Uma pesquisa conduzida pela Norton revelou que 85% dos pais e responsáveis por menores de 18 anos no Brasil manifestam receio de que ferramentas de inteligência artificial sejam empregadas para gerar imagens ou diálogos falsos envolvendo seus filhos. Este estudo foi realizado online entre 29 de maio e 12 de junho de 2026, abrangendo mil adultos brasileiros, conforme divulgado pela empresa ao Olhar Digital.
O relatório Norton Insights: Connected Kids sinaliza que a crescente presença da IA introduziu novas apreensões nas famílias, forçando-as a lidar com perigos como a manipulação de imagens, a falsificação de identidades digitais e interações virtuais com potenciais ameaças.
Embora 89% dos participantes declarassem sentir-se aptos a dialogar com os filhos sobre segurança na internet, quase metade deles, especificamente 49%, duvida que as crianças consigam distinguir conteúdo autêntico de material gerado por inteligência artificial.
Os dados indicam que 59% dos pais já implementaram alguma medida para mitigar os efeitos da IA na vida cotidiana dos filhos. As ações mencionadas incluem impor limites no uso de aplicativos, monitorar as atividades digitais e promover conversas focadas nos riscos inerentes à tecnologia.
A ameaça de imagens falsas figura como um ponto crítico de alerta. Segundo a investigação, criminosos podem usar recursos de IA e identidades artificiais para ganhar a confiança de jovens ou incentivar o compartilhamento de fotos que posteriormente podem ser utilizadas em esquemas de extorsão financeira.
Dentre os participantes que relataram episódios de cyberbullying envolvendo seus descendentes, 29% informaram que os agressores utilizavam perfis falsos ou simulavam ser outras pessoas. Adicionalmente, 14% apontaram que o agressor era uma conta ou bot criado com auxílio de inteligência artificial.

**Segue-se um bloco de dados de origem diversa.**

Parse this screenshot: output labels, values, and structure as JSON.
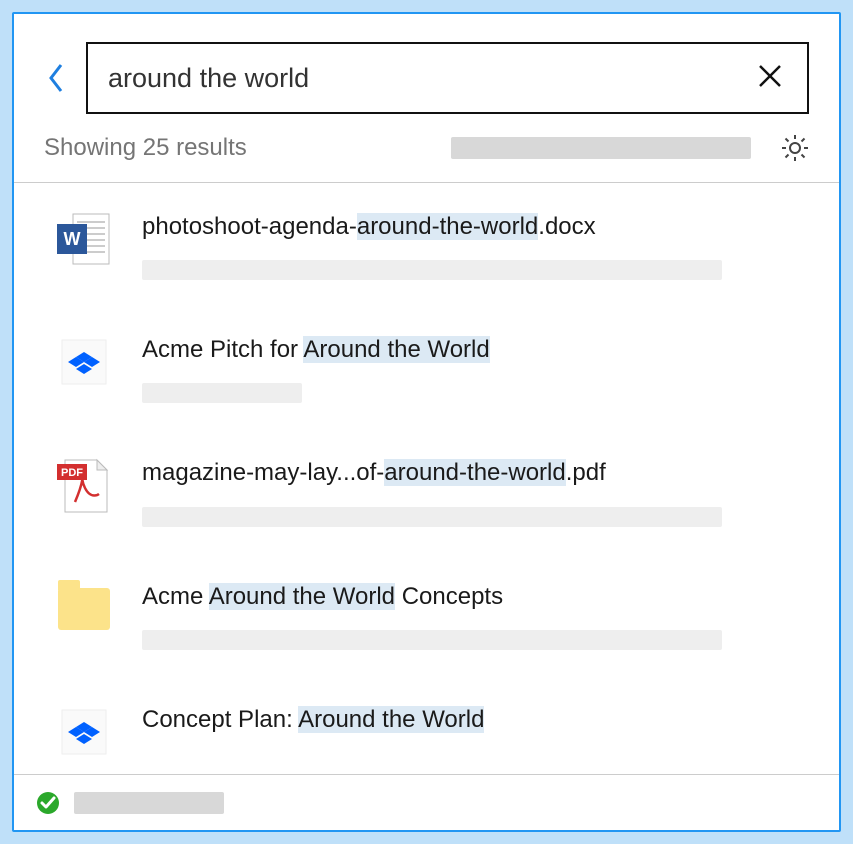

O levantamento também mapeou diferentes níveis de risco percebidos pelos pais nas diversas plataformas digitais. As salas de bate-papo online foram identificadas como o ambiente que mais gera inquietação, citadas por 20% dos entrevistados. O Discord ocupou a segunda posição com 18%, seguido pelos jogos online, com 15%, e pelo TikTok, com 11%.
Apesar dessa percepção, os dados referentes aos jogos conectados demonstram ocorrências frequentes de exposição. Em relação aos pais de crianças que utilizam jogos online com funcionalidades de conversação, 61% afirmaram que seus filhos já interagiram com desconhecidos por meio de mensagens ou voz.
Ademais, 33% relataram ter recebido comunicações ofensivas ou impróprias, enquanto 29% mencionaram que seus filhos foram encorajados a dar continuidade às conversas fora do ambiente do jogo.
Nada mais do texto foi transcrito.